From the formula, it is clear that there will be no distortion when $\epsilon$ is zero, or perpendicular to the screen.

== In stereo imaging ==
In stereoscopy, two lenses are used to view the same subject image, each from a slightly different perspective, allowing a three-dimensional view of the subject. If the two images are not exactly parallel, this causes a keystone effect. This is particularly noticeable when the lenses are close to the subject, as with a stereo microscope, but is also a common problem with many 3D stereo camera lenses.

== Solving the problem ==
The problem arises for screen projectors that don't have the depth of focus necessary to keep all lines (from top to bottom) focused at the same time. Common solutions to this problem are:
- moving the projector more to the center of the screen,
- tilting the screen in a small angle,
- the use of special software on the projector
- and computer controlling the projector.

== Correction ==
Keystone correction, colloquially also called keystoning, is a function that allows multimedia projectors that are not placed perpendicular to the horizontal centerline of the screen (too high or too low) to skew the output image, thereby making it rectangular.

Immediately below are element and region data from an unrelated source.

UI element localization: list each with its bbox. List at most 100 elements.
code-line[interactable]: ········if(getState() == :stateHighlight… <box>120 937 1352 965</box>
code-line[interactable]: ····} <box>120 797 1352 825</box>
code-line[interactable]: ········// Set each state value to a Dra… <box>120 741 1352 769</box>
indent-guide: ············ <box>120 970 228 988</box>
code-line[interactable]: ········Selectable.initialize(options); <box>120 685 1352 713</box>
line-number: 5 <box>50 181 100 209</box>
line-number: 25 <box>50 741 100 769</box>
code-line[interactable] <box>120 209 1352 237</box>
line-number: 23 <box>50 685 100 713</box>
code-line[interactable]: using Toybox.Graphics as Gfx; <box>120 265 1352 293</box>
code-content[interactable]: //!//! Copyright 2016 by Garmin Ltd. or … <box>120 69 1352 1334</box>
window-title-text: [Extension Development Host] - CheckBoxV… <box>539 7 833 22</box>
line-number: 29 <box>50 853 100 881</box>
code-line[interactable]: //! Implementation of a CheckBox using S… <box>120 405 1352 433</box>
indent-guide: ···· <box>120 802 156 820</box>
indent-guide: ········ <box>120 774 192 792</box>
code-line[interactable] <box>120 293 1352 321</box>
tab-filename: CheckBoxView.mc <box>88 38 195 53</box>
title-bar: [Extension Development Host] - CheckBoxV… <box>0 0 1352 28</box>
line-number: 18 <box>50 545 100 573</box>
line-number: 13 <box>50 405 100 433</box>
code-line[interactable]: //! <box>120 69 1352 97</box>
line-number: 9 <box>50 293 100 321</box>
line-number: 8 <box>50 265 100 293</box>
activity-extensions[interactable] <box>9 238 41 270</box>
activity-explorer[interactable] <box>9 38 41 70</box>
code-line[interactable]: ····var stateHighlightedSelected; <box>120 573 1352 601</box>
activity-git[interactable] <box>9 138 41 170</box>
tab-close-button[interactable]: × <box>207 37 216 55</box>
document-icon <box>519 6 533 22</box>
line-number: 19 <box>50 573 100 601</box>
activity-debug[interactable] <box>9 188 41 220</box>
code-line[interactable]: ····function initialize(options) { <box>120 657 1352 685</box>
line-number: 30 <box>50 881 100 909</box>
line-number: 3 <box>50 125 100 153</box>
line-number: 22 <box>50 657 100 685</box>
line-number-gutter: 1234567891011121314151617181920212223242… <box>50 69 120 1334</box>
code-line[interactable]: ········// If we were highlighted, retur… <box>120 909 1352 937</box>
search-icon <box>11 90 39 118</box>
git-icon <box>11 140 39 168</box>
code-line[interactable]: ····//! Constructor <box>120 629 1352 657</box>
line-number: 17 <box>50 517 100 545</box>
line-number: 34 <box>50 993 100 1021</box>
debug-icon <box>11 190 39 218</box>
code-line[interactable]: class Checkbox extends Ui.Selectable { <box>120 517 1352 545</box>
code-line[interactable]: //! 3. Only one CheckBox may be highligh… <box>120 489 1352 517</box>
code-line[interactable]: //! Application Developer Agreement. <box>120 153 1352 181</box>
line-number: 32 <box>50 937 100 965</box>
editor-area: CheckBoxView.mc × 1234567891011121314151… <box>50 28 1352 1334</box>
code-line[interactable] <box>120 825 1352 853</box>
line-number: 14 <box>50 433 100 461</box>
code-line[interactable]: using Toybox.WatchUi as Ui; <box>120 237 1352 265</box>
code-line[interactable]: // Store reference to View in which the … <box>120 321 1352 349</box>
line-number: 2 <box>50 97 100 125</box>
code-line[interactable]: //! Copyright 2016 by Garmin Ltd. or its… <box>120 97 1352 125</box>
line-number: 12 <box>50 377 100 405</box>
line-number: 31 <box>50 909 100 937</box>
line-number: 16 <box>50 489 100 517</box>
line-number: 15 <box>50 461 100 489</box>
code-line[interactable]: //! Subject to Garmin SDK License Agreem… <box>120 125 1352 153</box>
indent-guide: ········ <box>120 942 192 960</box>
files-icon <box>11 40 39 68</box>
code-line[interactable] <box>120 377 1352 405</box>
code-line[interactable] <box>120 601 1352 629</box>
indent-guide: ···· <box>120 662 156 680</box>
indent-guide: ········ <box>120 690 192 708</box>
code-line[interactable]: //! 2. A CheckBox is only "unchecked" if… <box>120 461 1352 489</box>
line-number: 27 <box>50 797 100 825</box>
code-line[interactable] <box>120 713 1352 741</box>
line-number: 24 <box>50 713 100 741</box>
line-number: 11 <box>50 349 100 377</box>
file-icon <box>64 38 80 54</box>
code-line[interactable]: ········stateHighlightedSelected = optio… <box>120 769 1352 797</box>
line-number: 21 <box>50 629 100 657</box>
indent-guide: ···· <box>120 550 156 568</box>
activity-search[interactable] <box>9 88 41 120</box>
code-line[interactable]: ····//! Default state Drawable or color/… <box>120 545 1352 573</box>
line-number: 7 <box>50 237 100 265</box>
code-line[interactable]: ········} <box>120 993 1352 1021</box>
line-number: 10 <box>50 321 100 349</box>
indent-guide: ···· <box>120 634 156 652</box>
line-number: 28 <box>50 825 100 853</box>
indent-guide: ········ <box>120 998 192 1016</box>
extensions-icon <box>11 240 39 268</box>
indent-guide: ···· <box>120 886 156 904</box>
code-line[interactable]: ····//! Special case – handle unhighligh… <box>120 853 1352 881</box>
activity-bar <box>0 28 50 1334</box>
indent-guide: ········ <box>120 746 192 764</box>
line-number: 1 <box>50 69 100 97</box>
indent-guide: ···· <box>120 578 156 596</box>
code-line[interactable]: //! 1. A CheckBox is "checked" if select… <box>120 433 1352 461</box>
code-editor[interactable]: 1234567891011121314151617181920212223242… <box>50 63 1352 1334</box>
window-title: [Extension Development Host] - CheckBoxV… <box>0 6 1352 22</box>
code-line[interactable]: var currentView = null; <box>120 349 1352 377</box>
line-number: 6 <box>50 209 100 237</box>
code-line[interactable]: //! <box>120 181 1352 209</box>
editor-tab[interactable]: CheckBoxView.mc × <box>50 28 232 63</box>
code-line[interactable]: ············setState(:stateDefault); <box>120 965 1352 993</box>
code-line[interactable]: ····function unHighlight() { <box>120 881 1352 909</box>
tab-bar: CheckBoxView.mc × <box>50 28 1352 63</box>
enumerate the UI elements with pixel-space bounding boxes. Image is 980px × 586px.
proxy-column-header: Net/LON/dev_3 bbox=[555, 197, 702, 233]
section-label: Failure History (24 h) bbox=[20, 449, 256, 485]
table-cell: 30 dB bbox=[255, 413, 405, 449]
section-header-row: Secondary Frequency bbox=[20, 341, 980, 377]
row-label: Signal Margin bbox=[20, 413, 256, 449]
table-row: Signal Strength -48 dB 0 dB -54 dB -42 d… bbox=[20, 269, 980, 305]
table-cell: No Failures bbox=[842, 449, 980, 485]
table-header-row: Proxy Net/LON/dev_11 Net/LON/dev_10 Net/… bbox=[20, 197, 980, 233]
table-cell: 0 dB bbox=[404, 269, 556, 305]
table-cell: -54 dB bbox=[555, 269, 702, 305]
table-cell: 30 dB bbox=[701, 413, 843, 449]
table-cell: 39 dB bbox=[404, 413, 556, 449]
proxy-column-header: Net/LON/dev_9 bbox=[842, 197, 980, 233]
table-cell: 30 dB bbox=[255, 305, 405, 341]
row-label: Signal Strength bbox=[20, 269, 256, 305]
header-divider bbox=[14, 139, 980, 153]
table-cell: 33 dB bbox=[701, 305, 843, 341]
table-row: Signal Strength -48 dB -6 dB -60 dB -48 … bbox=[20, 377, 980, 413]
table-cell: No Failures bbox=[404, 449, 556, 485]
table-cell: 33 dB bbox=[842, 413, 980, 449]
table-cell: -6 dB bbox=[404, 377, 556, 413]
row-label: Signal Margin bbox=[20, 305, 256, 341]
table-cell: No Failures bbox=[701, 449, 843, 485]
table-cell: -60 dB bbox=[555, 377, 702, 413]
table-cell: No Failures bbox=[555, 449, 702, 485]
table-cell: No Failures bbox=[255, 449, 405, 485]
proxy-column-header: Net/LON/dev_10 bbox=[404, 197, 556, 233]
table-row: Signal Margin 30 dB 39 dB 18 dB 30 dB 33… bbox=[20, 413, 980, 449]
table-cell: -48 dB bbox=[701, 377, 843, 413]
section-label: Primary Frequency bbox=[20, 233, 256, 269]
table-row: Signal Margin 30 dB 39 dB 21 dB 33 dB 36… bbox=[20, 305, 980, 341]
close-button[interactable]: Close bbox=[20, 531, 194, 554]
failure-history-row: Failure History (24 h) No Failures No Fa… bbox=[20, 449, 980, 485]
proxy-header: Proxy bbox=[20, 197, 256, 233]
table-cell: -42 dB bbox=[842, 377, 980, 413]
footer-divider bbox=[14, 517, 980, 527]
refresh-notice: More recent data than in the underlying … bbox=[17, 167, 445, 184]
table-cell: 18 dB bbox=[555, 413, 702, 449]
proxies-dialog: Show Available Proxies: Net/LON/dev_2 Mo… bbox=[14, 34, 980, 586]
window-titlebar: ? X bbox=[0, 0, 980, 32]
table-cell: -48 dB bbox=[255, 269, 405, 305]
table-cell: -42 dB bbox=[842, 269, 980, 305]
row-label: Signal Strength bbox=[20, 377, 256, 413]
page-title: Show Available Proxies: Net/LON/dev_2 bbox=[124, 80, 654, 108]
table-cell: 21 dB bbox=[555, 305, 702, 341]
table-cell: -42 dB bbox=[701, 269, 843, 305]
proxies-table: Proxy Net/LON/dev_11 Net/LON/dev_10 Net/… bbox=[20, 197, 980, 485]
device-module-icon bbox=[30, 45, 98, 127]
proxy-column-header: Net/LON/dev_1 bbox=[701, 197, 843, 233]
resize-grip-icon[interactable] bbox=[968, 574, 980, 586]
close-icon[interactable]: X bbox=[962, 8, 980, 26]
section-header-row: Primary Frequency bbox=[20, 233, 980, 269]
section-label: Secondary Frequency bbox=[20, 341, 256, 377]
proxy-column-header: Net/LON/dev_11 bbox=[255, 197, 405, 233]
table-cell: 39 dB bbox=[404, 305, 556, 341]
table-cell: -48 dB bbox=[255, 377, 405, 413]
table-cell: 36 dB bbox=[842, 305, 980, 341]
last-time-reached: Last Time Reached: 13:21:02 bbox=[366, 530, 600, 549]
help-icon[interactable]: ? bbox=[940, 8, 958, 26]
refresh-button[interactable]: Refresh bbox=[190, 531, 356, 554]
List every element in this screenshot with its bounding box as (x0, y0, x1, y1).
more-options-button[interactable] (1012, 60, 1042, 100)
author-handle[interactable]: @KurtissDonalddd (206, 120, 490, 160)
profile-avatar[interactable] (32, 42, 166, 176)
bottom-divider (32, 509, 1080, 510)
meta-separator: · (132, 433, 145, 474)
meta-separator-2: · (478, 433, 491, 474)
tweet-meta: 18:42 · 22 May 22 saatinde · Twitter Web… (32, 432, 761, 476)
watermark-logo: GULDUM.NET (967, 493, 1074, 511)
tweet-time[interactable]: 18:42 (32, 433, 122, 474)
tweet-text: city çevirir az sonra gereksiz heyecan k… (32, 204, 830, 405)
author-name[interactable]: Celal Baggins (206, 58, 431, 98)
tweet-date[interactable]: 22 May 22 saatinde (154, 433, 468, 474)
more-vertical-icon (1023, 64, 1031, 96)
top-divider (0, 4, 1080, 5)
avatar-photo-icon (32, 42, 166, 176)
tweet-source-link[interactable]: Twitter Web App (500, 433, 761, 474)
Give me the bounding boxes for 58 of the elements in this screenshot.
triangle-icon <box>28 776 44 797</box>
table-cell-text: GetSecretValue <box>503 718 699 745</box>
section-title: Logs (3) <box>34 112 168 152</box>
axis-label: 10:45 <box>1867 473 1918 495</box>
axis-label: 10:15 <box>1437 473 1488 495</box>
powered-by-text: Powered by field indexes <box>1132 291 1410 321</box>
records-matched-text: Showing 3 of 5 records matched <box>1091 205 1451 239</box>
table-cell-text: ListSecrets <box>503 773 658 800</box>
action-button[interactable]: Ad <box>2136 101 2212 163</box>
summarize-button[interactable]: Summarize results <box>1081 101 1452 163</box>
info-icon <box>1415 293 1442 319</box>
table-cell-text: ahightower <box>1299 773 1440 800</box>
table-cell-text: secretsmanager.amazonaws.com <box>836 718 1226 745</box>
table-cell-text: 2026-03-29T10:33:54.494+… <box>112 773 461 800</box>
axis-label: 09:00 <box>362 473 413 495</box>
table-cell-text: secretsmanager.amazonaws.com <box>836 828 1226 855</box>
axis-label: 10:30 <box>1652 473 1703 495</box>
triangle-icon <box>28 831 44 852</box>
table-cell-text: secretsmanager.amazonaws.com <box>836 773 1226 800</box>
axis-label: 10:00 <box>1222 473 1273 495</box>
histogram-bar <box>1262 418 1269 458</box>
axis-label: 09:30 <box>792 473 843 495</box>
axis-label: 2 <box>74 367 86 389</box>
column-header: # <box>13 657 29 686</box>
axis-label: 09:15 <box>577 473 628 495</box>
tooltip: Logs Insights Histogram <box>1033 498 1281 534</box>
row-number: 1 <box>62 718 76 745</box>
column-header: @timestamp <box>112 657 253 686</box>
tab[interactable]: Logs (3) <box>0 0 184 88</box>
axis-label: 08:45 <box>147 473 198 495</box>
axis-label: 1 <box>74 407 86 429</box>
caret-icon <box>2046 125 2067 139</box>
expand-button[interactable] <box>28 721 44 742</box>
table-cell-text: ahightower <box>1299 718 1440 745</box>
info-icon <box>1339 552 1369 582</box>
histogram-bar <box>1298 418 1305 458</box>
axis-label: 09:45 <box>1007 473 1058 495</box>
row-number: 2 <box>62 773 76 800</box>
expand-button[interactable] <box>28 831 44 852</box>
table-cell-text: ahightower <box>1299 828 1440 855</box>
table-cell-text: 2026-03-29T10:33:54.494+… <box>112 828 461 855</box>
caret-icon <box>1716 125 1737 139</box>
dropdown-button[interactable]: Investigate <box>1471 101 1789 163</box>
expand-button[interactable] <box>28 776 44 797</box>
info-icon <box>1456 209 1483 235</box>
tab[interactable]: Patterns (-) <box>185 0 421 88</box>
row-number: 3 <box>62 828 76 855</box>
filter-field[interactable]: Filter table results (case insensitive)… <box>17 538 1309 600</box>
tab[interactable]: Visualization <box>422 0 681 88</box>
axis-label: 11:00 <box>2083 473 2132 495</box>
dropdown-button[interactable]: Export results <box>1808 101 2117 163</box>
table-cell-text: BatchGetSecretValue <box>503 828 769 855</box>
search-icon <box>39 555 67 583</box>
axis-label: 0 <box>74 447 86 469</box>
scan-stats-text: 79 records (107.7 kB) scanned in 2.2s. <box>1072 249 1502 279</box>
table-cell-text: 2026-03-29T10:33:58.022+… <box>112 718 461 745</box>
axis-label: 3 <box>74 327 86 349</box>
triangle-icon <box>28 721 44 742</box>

It is often necessary for a projector to be placed in a position outside the line perpendicular to the screen and going through the screen's center, for example, when the projector is mounted to a ceiling or placed on a table top that is lower or higher than the projection screen. Most ceiling-mounted projectors have to be mounted upside down to accommodate for the throw of the image from the lens, with the image rotated right-side-up with software. Keystone correction is a feature included with many projectors that provides the ability to intentionally "distort" the output image to recreate the original rectangular image provided by the video or computer source, thus eliminating the skewed output that would otherwise result due to angled projection.

The ability to correct horizontal keystone distortion is generally only available on larger or professional level projectors. In most consumer units, this is easily corrected by moving the projector left or right as necessary, or less often by lens shifting, with similar principles as tilt–shift photography.

=== Functionality ===
In modern projectors keystone correction technology is performed digitally (rather than optically) via the internal (LCD) panels or (DLP) mirrors of the projector, depending on the technology used. Thus, when applying keystone correction to an image, the number of individual pixels used is reduced, lowering the resolution and thus degrading the quality of the image projected. Home theater enthusiasts would argue that keystoning should not be used because of the impact it has on image quality. However, it is a useful technology in cases where the projector cannot be mounted directly in front of the screen, or on projectors utilizing lens shift technology where the projector must be mounted outside the frame of the screen.